Jego poprzednik, również noszący nazwę E 55, był wyposażony w ręcznie robiony, wolnossący silnik V8 o pojemności 5,4 litra, generujący 354 KM (349 HP) i 530 Nm (391 lb-ft) momentu obrotowego. Choć te liczby były wystarczające na lata 90., model W211 E-Class AMG zrewolucjonizował dane dotyczące mocy w swoim segmencie.
Po swoim debiucie we wrześniu 2002 roku na wystawie motoryzacyjnej w Paryżu, Mercedes-Benz E 55 AMG (W211) zdobył tytuł najszybszego sedana produkcyjnego na świecie, łamiąc wiele rekordów mocy i przyspieszenia. Jego ręcznie wykonany silnik to V8 o pojemności 5,4 litra z superchargerem typu Lysholm produkowanym przez IHI, rozwijający nie mniej niż 476 KM (469 HP) i imponujące 700 Nm (516 lb-ft) momentu obrotowego. Oznaczony kodem M113K, legendarny już silnik V8 zdobył tytuł Międzynarodowego Silnika Wydajności Roku 2003.
Pomimo tego, że Mercedes-Benz wprowadził już nowocześniejszą 7-biegową automatyczną skrzynię biegów, E 55 wciąż korzystał z niezawodnej skrzyni 5G-Tronic, która miała lepszą zdolność przenoszenia momentu obrotowego, przesyłając całą moc na tylne koła.
Utrzymanie takiej mocy zapewniało zawieszenie Airmatic dostosowane przez AMG, z trzema różnymi ustawieniami jazdy oraz trybem podnoszenia.

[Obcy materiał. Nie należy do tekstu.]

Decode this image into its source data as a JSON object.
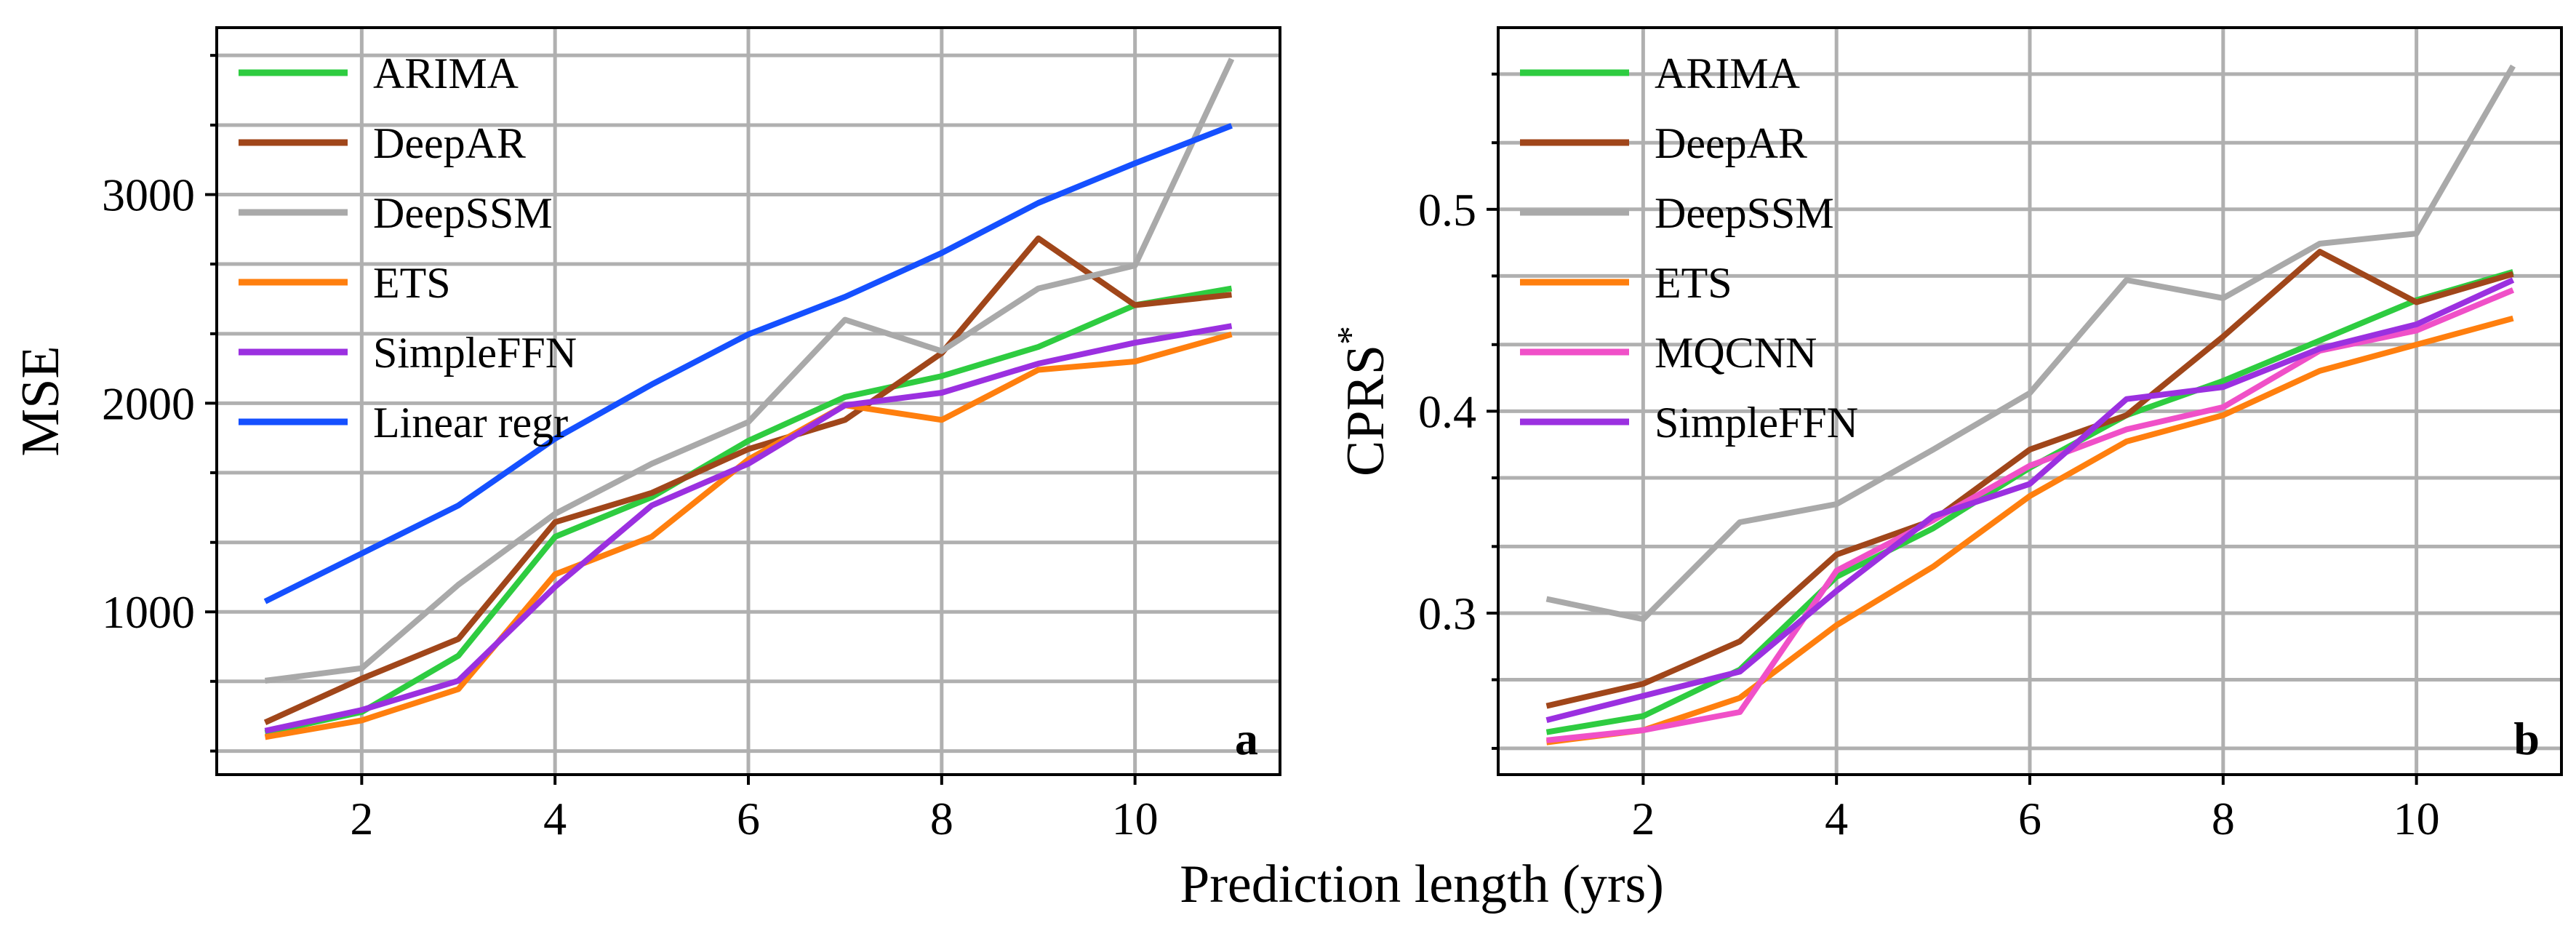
{
  "xlabel": "Prediction length (yrs)",
  "colors": {
    "ARIMA": "#2ecc40",
    "DeepAR": "#a0461a",
    "DeepSSM": "#a9a9a9",
    "ETS": "#ff7f0e",
    "SimpleFFN": "#9b30e0",
    "Linear regr": "#1550ff",
    "MQCNN": "#f050c8"
  },
  "chart_data": [
    {
      "type": "line",
      "panel_label": "a",
      "ylabel": "MSE",
      "x": [
        1,
        2,
        3,
        4,
        5,
        6,
        7,
        8,
        9,
        10,
        11
      ],
      "xlim": [
        0.5,
        11.5
      ],
      "xticks": [
        2,
        4,
        6,
        8,
        10
      ],
      "ylim": [
        220,
        3800
      ],
      "yticks": [
        1000,
        2000,
        3000
      ],
      "yminor": [
        333,
        667,
        1333,
        1667,
        2333,
        2667,
        3333,
        3667
      ],
      "grid": true,
      "legend_position": "top-left",
      "series": [
        {
          "name": "ARIMA",
          "values": [
            420,
            520,
            790,
            1360,
            1550,
            1820,
            2030,
            2130,
            2270,
            2470,
            2550
          ]
        },
        {
          "name": "DeepAR",
          "values": [
            470,
            680,
            870,
            1430,
            1570,
            1780,
            1920,
            2240,
            2790,
            2470,
            2520
          ]
        },
        {
          "name": "DeepSSM",
          "values": [
            670,
            730,
            1130,
            1470,
            1710,
            1910,
            2400,
            2250,
            2550,
            2660,
            3650
          ]
        },
        {
          "name": "ETS",
          "values": [
            400,
            480,
            630,
            1180,
            1360,
            1730,
            1990,
            1920,
            2160,
            2200,
            2330
          ]
        },
        {
          "name": "SimpleFFN",
          "values": [
            430,
            530,
            670,
            1120,
            1510,
            1710,
            1990,
            2050,
            2190,
            2290,
            2370
          ]
        },
        {
          "name": "Linear regr",
          "values": [
            1050,
            1280,
            1510,
            1830,
            2090,
            2330,
            2510,
            2720,
            2960,
            3150,
            3330
          ]
        }
      ]
    },
    {
      "type": "line",
      "panel_label": "b",
      "ylabel": "CPRS",
      "ylabel_superscript": "*",
      "x": [
        1,
        2,
        3,
        4,
        5,
        6,
        7,
        8,
        9,
        10,
        11
      ],
      "xlim": [
        0.5,
        11.5
      ],
      "xticks": [
        2,
        4,
        6,
        8,
        10
      ],
      "ylim": [
        0.22,
        0.59
      ],
      "yticks": [
        0.3,
        0.4,
        0.5
      ],
      "ytick_labels": [
        "0.3",
        "0.4",
        "0.5"
      ],
      "yminor": [
        0.233,
        0.267,
        0.333,
        0.367,
        0.433,
        0.467,
        0.533,
        0.567
      ],
      "grid": true,
      "legend_position": "top-left",
      "series": [
        {
          "name": "ARIMA",
          "values": [
            0.241,
            0.249,
            0.272,
            0.318,
            0.342,
            0.372,
            0.398,
            0.415,
            0.435,
            0.455,
            0.469
          ]
        },
        {
          "name": "DeepAR",
          "values": [
            0.254,
            0.265,
            0.286,
            0.329,
            0.346,
            0.381,
            0.398,
            0.437,
            0.479,
            0.454,
            0.468
          ]
        },
        {
          "name": "DeepSSM",
          "values": [
            0.307,
            0.297,
            0.345,
            0.354,
            0.381,
            0.409,
            0.465,
            0.456,
            0.483,
            0.488,
            0.571
          ]
        },
        {
          "name": "ETS",
          "values": [
            0.236,
            0.242,
            0.258,
            0.294,
            0.323,
            0.358,
            0.385,
            0.398,
            0.42,
            0.433,
            0.446
          ]
        },
        {
          "name": "MQCNN",
          "values": [
            0.237,
            0.242,
            0.251,
            0.321,
            0.346,
            0.373,
            0.391,
            0.402,
            0.43,
            0.44,
            0.46
          ]
        },
        {
          "name": "SimpleFFN",
          "values": [
            0.247,
            0.259,
            0.271,
            0.311,
            0.348,
            0.364,
            0.406,
            0.412,
            0.431,
            0.443,
            0.465
          ]
        }
      ]
    }
  ]
}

Siłę hamowania zapewniały wentylowane tarcze hamulcowe o średnicy 14,2 cala (360 mm) z co najmniej ośmioma tłokami z przodu i 13 cali (330 mm) z czterema tłokami z tyłu. Podobnie jak silnik, który był nieco osłabioną wersją napędu SL 55 AMG, system hamulcowy został wzięty prosto z najszybszego roadstera w ofercie Mercedesa.

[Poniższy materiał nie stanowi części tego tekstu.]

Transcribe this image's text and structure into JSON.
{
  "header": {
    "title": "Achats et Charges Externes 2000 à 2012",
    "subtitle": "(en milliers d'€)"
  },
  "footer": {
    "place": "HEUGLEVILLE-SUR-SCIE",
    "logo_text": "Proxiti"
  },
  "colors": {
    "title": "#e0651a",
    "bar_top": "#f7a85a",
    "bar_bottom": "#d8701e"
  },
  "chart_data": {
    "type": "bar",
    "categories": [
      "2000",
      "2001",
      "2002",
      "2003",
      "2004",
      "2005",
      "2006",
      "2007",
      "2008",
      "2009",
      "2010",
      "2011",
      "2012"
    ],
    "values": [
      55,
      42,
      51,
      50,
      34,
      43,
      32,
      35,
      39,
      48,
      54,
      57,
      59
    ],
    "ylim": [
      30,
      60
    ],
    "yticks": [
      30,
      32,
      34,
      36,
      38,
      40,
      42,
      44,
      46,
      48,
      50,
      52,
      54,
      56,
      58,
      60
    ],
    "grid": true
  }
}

Chociaż był napędzany tylko na tylną oś, potężny układ napędowy mógł przyspieszyć executive sedan od 0 do 100 km/h (62 mph) w zaledwie 4,7 sekundy według oficjalnych danych, a znacznie szybciej w nieoficjalnych testach. Ogólnie rzecz biorąc, nie był najlepszy na torze wyścigowym, ale był prawdziwym „zabójcą autostrad” w stylu innych tradycyjnych dużych sedanów Mercedesa z potężnymi silnikami.

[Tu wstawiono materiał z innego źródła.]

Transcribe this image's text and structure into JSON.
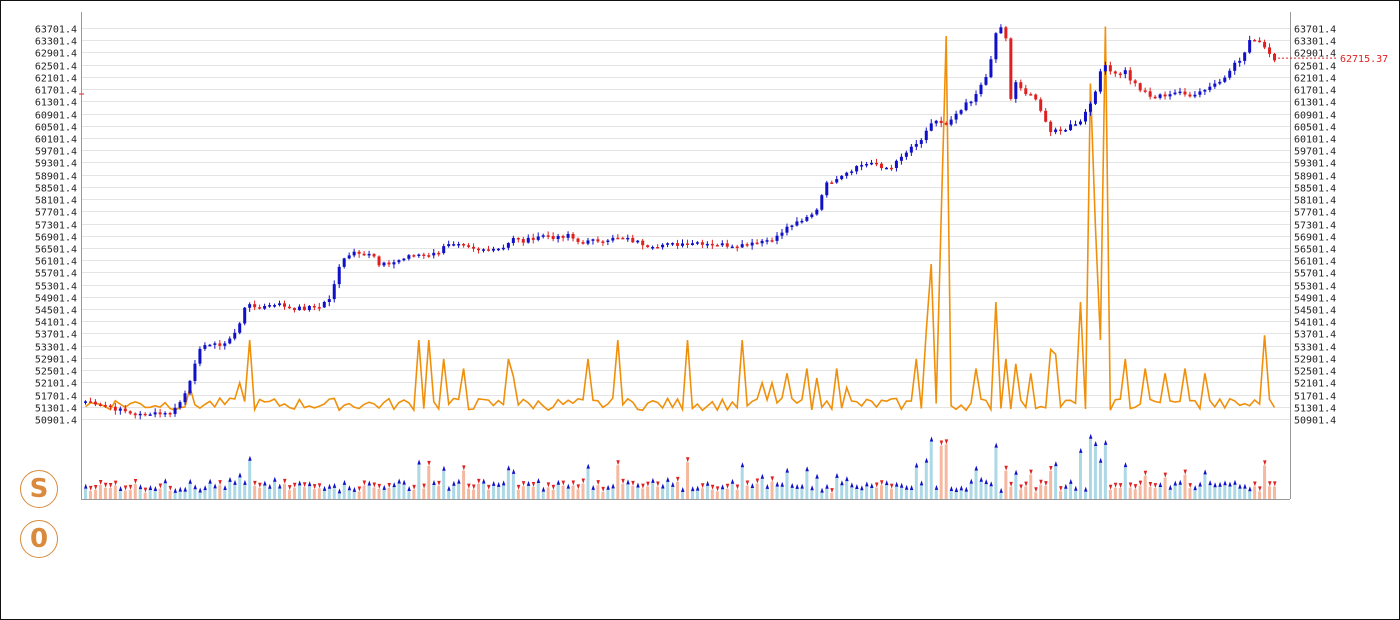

W porównaniu do modelu nie-AMG, E 55 można było dostrzec po kilku różnicach estetycznych, zaczynając od klasycznego już przedniego zderzaka w kształcie litery A, aerodynamicznych progów bocznych i poczwórnych końcówek wydechu. Nieco szersze przednie i tylne osie z 18-calowymi, charakterystycznymi dla AMG kołami również przyczyniły się do odróżnienia go od zwykłego E 500, na przykład.